PLCs: From Data to Action - Steve Barkley

PLCs: From Data to Action

I recently worked with several PLCs looking at how to take data they had regarding student learning and use it to decide, “What do we do now?” This is the truly critical step in functioning as a PLC.  I have too often witnessed time being spent reviewing data from a common assessment only to have teachers leave the session and go back to their classrooms to start instructing the next standard no differently than if they had not done the reflection on the data.

The first step in moving to action from data study is goal setting.

I facilitated a PLC of secondary math teachers who came to the session with the results of a standardized assessment that their 9th and 10th grade students had completed. The data identified particular math concepts and percentages of students at each grade level who showed mastery of the concept.

The first question I posed to the group was, “Do you have faith in the data to reflect an accurate assessment of student learning/understanding of the concept?’” I want to move on to goal setting and it would make no sense to set goals from data the teachers did not trust. In this case, the teachers reported that their formative assessments of students in their classrooms aligned with these findings. (If it had not, I would have explored other assessments we might use.)

I next asked the team to identify a concept which they felt held the greatest sense of urgency to increase student mastery. They selected concepts that they felt students should have mastered in middle school and were critical to their future success in mathematics. We next set a goal to have 90% of the students to show mastery in these concepts by the end of May. (Current mastery was about 40%)

Our next step was to identify who the students were in each of the teachers’ sections who had not shown mastery. Now we had to identify student production behaviors. What did these students need to do and experience that would most likely produce our desired student learning? Then how could teachers create those opportunities, individually or collaboratively. In this case, more than one teacher was teaching freshman math the same period, so they could divide students who needed this extra instruction to meet with one teacher while the other did extension work. In another setting, teachers might design an online tutorial for these students or find an existing online program. Frequent, formative assessment would provide feedback on the effectiveness of the strategies that were being implemented.

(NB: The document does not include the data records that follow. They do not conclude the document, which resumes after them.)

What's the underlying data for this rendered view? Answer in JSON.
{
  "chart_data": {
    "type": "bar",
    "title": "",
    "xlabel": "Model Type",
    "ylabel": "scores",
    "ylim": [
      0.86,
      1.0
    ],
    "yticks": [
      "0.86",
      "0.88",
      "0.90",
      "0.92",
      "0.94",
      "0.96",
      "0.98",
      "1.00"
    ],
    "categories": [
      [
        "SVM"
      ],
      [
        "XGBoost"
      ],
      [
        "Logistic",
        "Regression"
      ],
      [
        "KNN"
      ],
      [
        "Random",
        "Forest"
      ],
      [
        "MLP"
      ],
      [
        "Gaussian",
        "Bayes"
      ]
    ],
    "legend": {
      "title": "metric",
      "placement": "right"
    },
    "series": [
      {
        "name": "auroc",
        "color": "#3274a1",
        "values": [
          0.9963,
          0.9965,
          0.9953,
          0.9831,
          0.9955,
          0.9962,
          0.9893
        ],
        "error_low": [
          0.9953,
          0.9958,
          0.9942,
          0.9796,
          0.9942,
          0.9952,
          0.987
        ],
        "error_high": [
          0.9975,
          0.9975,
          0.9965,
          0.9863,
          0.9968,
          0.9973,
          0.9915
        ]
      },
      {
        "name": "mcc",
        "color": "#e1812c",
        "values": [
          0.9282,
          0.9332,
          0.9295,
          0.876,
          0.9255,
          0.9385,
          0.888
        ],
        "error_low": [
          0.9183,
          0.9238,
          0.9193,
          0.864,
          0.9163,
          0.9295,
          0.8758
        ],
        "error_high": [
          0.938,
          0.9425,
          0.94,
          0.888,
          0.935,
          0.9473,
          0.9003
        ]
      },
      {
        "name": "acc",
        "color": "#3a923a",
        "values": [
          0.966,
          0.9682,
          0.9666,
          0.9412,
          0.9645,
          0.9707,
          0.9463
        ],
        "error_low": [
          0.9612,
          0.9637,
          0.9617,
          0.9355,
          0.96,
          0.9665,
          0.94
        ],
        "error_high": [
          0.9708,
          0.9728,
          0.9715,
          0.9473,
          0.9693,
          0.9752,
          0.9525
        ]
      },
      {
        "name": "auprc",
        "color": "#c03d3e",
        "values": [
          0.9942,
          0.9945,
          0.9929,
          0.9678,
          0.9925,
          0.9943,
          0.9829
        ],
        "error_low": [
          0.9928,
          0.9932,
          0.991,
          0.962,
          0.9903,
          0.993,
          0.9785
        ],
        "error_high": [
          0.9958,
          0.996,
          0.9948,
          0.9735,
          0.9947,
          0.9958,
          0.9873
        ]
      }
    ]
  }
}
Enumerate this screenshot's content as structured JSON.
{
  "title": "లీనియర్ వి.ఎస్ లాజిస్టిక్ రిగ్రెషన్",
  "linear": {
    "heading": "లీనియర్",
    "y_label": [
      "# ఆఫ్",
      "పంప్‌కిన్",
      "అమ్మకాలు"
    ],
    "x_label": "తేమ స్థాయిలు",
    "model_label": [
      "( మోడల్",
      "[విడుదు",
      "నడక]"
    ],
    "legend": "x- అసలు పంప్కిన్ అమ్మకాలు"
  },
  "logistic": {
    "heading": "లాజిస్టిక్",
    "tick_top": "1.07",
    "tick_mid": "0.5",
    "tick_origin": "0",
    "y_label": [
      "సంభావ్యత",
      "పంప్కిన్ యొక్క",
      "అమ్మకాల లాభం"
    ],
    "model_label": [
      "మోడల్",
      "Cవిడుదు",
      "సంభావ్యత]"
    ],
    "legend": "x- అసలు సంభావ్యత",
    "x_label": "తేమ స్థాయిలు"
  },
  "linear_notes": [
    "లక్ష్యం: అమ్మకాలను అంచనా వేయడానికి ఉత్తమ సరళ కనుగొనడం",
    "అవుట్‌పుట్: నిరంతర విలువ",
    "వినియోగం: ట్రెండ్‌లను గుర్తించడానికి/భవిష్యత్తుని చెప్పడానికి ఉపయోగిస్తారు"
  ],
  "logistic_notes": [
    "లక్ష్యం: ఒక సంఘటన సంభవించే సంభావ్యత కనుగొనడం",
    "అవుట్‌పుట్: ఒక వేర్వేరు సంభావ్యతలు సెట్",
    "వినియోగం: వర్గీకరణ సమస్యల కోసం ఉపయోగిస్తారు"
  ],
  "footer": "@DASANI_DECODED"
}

A team of first grade teachers had identified students who had not made a year’s worth of growth during kindergarten as a focus group with a goal of making a year’s worth of growth, or more, this year. I had the teachers sort the students into three groups: students on grade level, somewhat below grade level and substantially below grade level.

We began with the students somewhat below grade level and identified that the critical next step for these students was to increase their sight vocabularies. What student production behavior would cause that to happen? The teachers decided that students needed repetitions working with sight words; repeating the words as they saw them, formed them, or wrote them. Next, we identified what teacher actions could cause those repetitions to happen:

Put a repetition into the start of guided reading groups

Work with parents to get two repetitions in at home each evening

Create a center where students worked with a partner who knew the words

Have students record the number of practices they did

Bring older students into the class to tutor practice repetitions

Find/create computer presentations of sight words

When the teachers analyzed the substantially below group, they decide that some of the students needed to work with decoding consonant/vowel/consonant forms and other were ready to work with consonant/vowel/consonant/silent e forms. They decide teacher strategies that would generate these student behaviors. (actions)

There was one student who was on grade level but hadn’t made major growth during kindergarten. The teachers decided this student needed to do more reading to develop fluency. They arrived at a teacher strategy of setting this student up to be a reader to kindergarten students whenever she had practiced a story enough to read it with fluency.

If you are providing facilitation to PLCs, plan to have them set goals for learning that advances students from the current status found in the work or data, identify the student production behaviors needed to create the learning outcomes and the teacher actions likely to generate those student behaviors.